Se eu soubesse como pedir autorização para o Dr. Lênio Streck para publicar este texto no meu blog, eu pediria. Mas mesmo sem consultá-lo tomo a liberdade de o fazer. Tenho duas razões principais para isso: a primeira é a de sua divulgação. Foi o mais belo texto que eu li sobre o julgamento; a segunda é a sua preservação. Quero ter um arquivo onde eu possa revê-lo e dispô-lo constantemente. Também recebi pedidos para que o fizesse. Isso posto segue o artigo:
A foto do desembargador que aparece junto com a publicação.
"Coincidentemente, no dia do julgamento do recurso do ex-presidente
Lula no TRF-4 me encontro na Grécia. E visitei o templo da deusa Palas
Atena.
Fiquei pensando sobre a história. Eu estava ali, no berço da
civilização. E vendo o “lugar” em que a mitologia coloca o primeiro
julgamento da história.
Os gregos inventaram a democracia. E, acreditem, também inventaram a autonomia do Direito.

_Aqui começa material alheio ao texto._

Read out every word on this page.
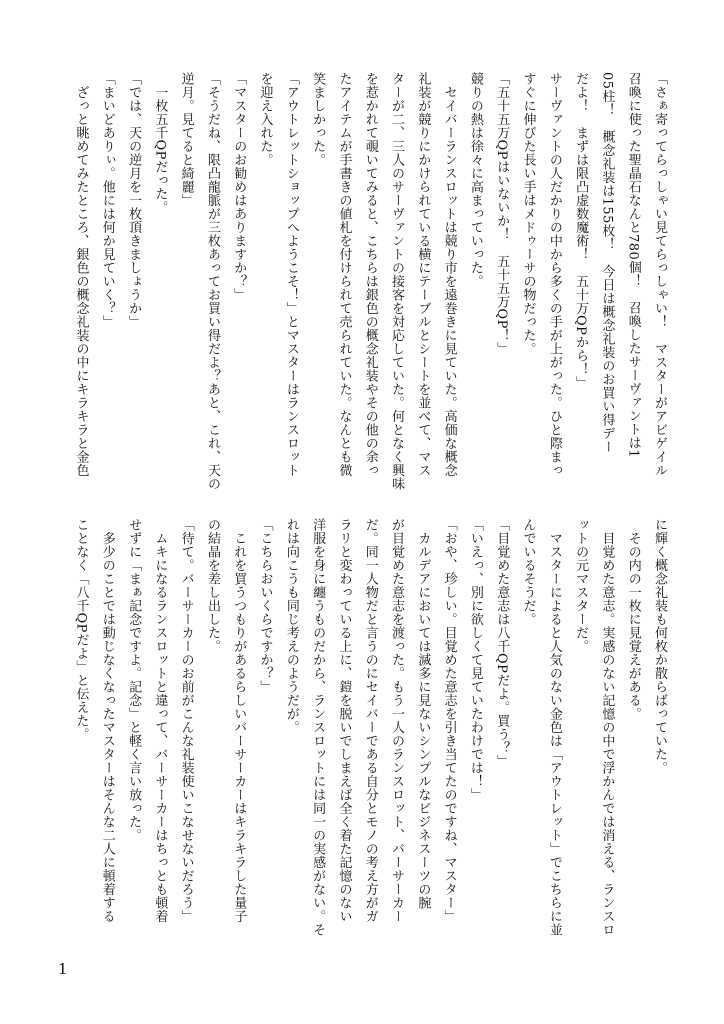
「さぁ寄ってらっしゃい見てらっしゃい！　マスターがアビゲイル
召喚に使った聖晶石なんと780個！　召喚したサーヴァントは1
05柱！　概念礼装は155枚！　今日は概念礼装のお買い得デー
だよ！　まずは限凸虚数魔術！　五十万QPから！」
サーヴァントの人だかりの中から多くの手が上がった。ひと際まっ
すぐに伸びた長い手はメドゥーサの物だった。
「五十五万QPはいないか！　五十五万QP！」
競りの熱は徐々に高まっていった。
　セイバーランスロットは競り市を遠巻きに見ていた。高価な概念
礼装が競りにかけられている横にテーブルとシートを並べて、マス
ターが二、三人のサーヴァントの接客を対応していた。何となく興味
を惹かれて覗いてみると、こちらは銀色の概念礼装やその他の余っ
たアイテムが手書きの値札を付けられて売られていた。なんとも微
笑ましかった。
「アウトレットショップへようこそ！」とマスターはランスロット
を迎え入れた。
「マスターのお勧めはありますか？」
「そうだね、限凸龍脈が三枚あってお買い得だよ？あと、これ、天の
逆月。見てると綺麗」
　一枚五千QPだった。
「では、天の逆月を一枚頂きましょうか」
「まいどありぃ。他には何か見ていく？」
　ざっと眺めてみたところ、銀色の概念礼装の中にキラキラと金色
に輝く概念礼装も何枚か散らばっていた。
　その内の一枚に見覚えがある。
　目覚めた意志。実感のない記憶の中で浮かんでは消える、ランスロ
ットの元マスターだ。
　マスターによると人気のない金色は「アウトレット」でこちらに並
んでいるそうだ。
「目覚めた意志は八千QPだよ。買う？」
「いえっ、別に欲しくて見ていたわけでは！」
「おや、珍しい。目覚めた意志を引き当てたのですね、マスター」
　カルデアにおいては滅多に見ないシンプルなビジネスーツの腕
が目覚めた意志を渡った。もう一人のランスロット、バーサーカー
だ。同一人物だと言うのにセイバーである自分とモノの考え方がガ
ラリと変わっている上に、鎧を脱いでしまえば全く着た記憶のない
洋服を身に纏うものだから、ランスロットには同一の実感がない。そ
れは向こうも同じ考えのようだが。
「こちらおいくらですか？」
　これを買うつもりがあるらしいバーサーカーはキラキラした量子
の結晶を差し出した。
「待て。バーサーカーのお前がこんな礼装使いこなせないだろう」
　ムキになるランスロットと違って、バーサーカーはちっとも頓着
せずに「まぁ記念ですよ。記念」と軽く言い放った。
　多少のことでは動じなくなったマスターはそんな二人に頓着する
ことなく「八千QPだよ」と伝えた。
1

O primeiro tribunal está lá na trilogia de Ésquilo, Oresteia,
nas Eumênides, peça representada pela primeira vez em 458 a.C. Agamenon,
no retorno da guerra de Troia, é assassinado na banheira de sua casa
por sua mulher, Clitemnestra, e seu amante, Egisto.
Orestes, o filho desterrado de Agamenon, atiçado pelo deus Apolo, é induzido à vingança.

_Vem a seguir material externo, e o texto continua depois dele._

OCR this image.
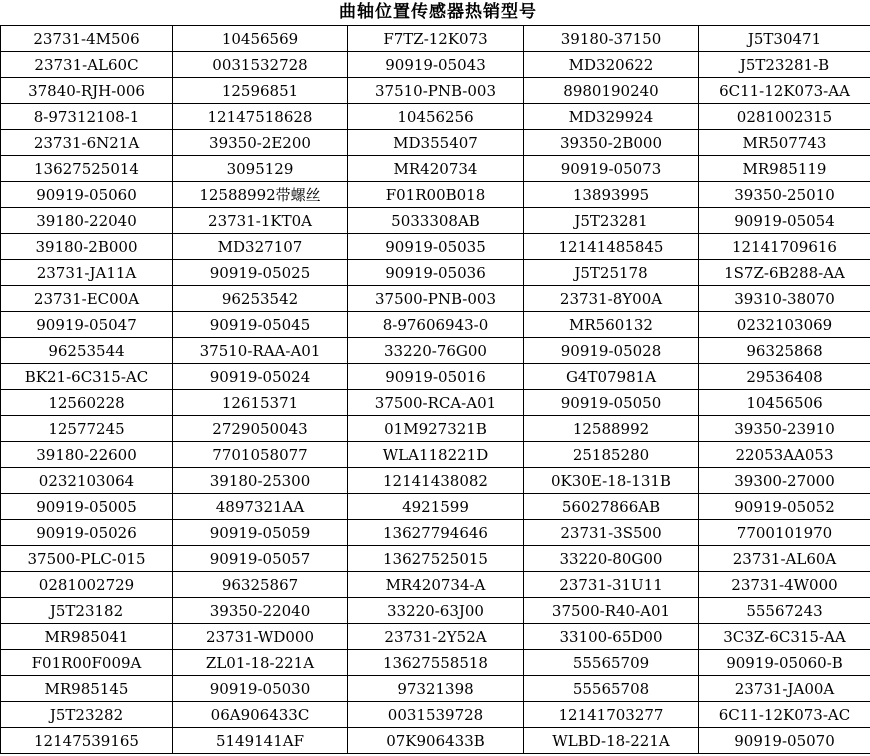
曲轴位置传感器热销型号
23731-4M506	10456569	F7TZ-12K073	39180-37150	J5T30471
23731-AL60C	0031532728	90919-05043	MD320622	J5T23281-B
37840-RJH-006	12596851	37510-PNB-003	8980190240	6C11-12K073-AA
8-97312108-1	12147518628	10456256	MD329924	0281002315
23731-6N21A	39350-2E200	MD355407	39350-2B000	MR507743
13627525014	3095129	MR420734	90919-05073	MR985119
90919-05060	12588992带螺丝	F01R00B018	13893995	39350-25010
39180-22040	23731-1KT0A	5033308AB	J5T23281	90919-05054
39180-2B000	MD327107	90919-05035	12141485845	12141709616
23731-JA11A	90919-05025	90919-05036	J5T25178	1S7Z-6B288-AA
23731-EC00A	96253542	37500-PNB-003	23731-8Y00A	39310-38070
90919-05047	90919-05045	8-97606943-0	MR560132	0232103069
96253544	37510-RAA-A01	33220-76G00	90919-05028	96325868
BK21-6C315-AC	90919-05024	90919-05016	G4T07981A	29536408
12560228	12615371	37500-RCA-A01	90919-05050	10456506
12577245	2729050043	01M927321B	12588992	39350-23910
39180-22600	7701058077	WLA118221D	25185280	22053AA053
0232103064	39180-25300	12141438082	0K30E-18-131B	39300-27000
90919-05005	4897321AA	4921599	56027866AB	90919-05052
90919-05026	90919-05059	13627794646	23731-3S500	7700101970
37500-PLC-015	90919-05057	13627525015	33220-80G00	23731-AL60A
0281002729	96325867	MR420734-A	23731-31U11	23731-4W000
J5T23182	39350-22040	33220-63J00	37500-R40-A01	55567243
MR985041	23731-WD000	23731-2Y52A	33100-65D00	3C3Z-6C315-AA
F01R00F009A	ZL01-18-221A	13627558518	55565709	90919-05060-B
MR985145	90919-05030	97321398	55565708	23731-JA00A
J5T23282	06A906433C	0031539728	12141703277	6C11-12K073-AC
12147539165	5149141AF	07K906433B	WLBD-18-221A	90919-05070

Até então, essa era a lei. Era a tradição. Orestes deveria matar sua
mãe (Clitemnestra) e seu amante, Egisto. E ele mata os dois.
Aí vem a culpa. É assaltado pela anoia, a loucura que acomete quem
mata sua própria gente. Ao assassinar sua mãe, Orestes desencadeia a
fúria das Eríneas, que eram divindades das profundezas ctônicas (eram
três: Alepho, Tisífone e Megera).
As Eríneas são as deusas da fúria, da raiva, da vingança (hoje todas
as Eríneas e seus descendentes estão morando nos confins das redes
sociais).
Apavorado, Orestes implora o apoio de Apolo. Pede um julgamento, que é aceito pela deusa da Justiça, Palas Atena.
Constitui-se, assim, o primeiro tribunal, cuja função era parar com
as mortes de vingança. Antes, não havia tribunais. A vingança era “de
ofício”.
As Eríneas berram na acusação. É o corifeu, o Coro que acusa. Não
quer saber de nada, a não ser da condenação. E da entrega de Orestes à
vingança.
Apolo foi o defensor. Orestes reconheceu a autoria, mas invoca a
determinação de Apolo. E este faz uma defesa candente de Orestes.
Os votos dos jurados, depositados em uma urna, dão empate.Palas Atena absolve Orestes, face ao empate. O primeiro in dubio pro reo.
Moral da história: rompe-se um ciclo. Acabam as vinganças. É uma antevisão da modernidade.
Em pleno século XXI, autoridades não escondem e acham normal que o Direito valha menos que seus desejos morais e políticos.
Na Oresteia, os desejos de vingança sucumbiram ao Direito. Embora a
moral seja uma questão da modernidade, é possível dizer que o Direito,
nesse julgamento, venceu a moral. Não aprendemos nada com isso.
Como falei alhures, o julgamento de Lula não é o Armagedom jurídico. Mas que o Direito já não será o mesmo, ah, isso não será.
Na verdade, o Direito foi substituído por uma TPP (teoria política do
poder). O PCJ (privilégio cognitivo do juiz) vale mais do que as
garantias processuais e toda a teoria da prova que já foi escrita até
hoje.
O mundo apreendeu muito com a Oresteia. Depois do segundo pós-guerra,
aprendemos que a democracia só se faz pelo Direito e com o Direito. E o
Direito vale mais que a moral. E, se for necessário, vale mais do que a
política.
Sim, quem não entender isso deve fazer qualquer coisa — como
Sociologia, Ciência Política, Filosofia, religião, moral etc. —, menos
praticar ou estudar Direito.
Temos um milhão de advogados, parcela dos quais se comporta como as Eríneas das Eumênides.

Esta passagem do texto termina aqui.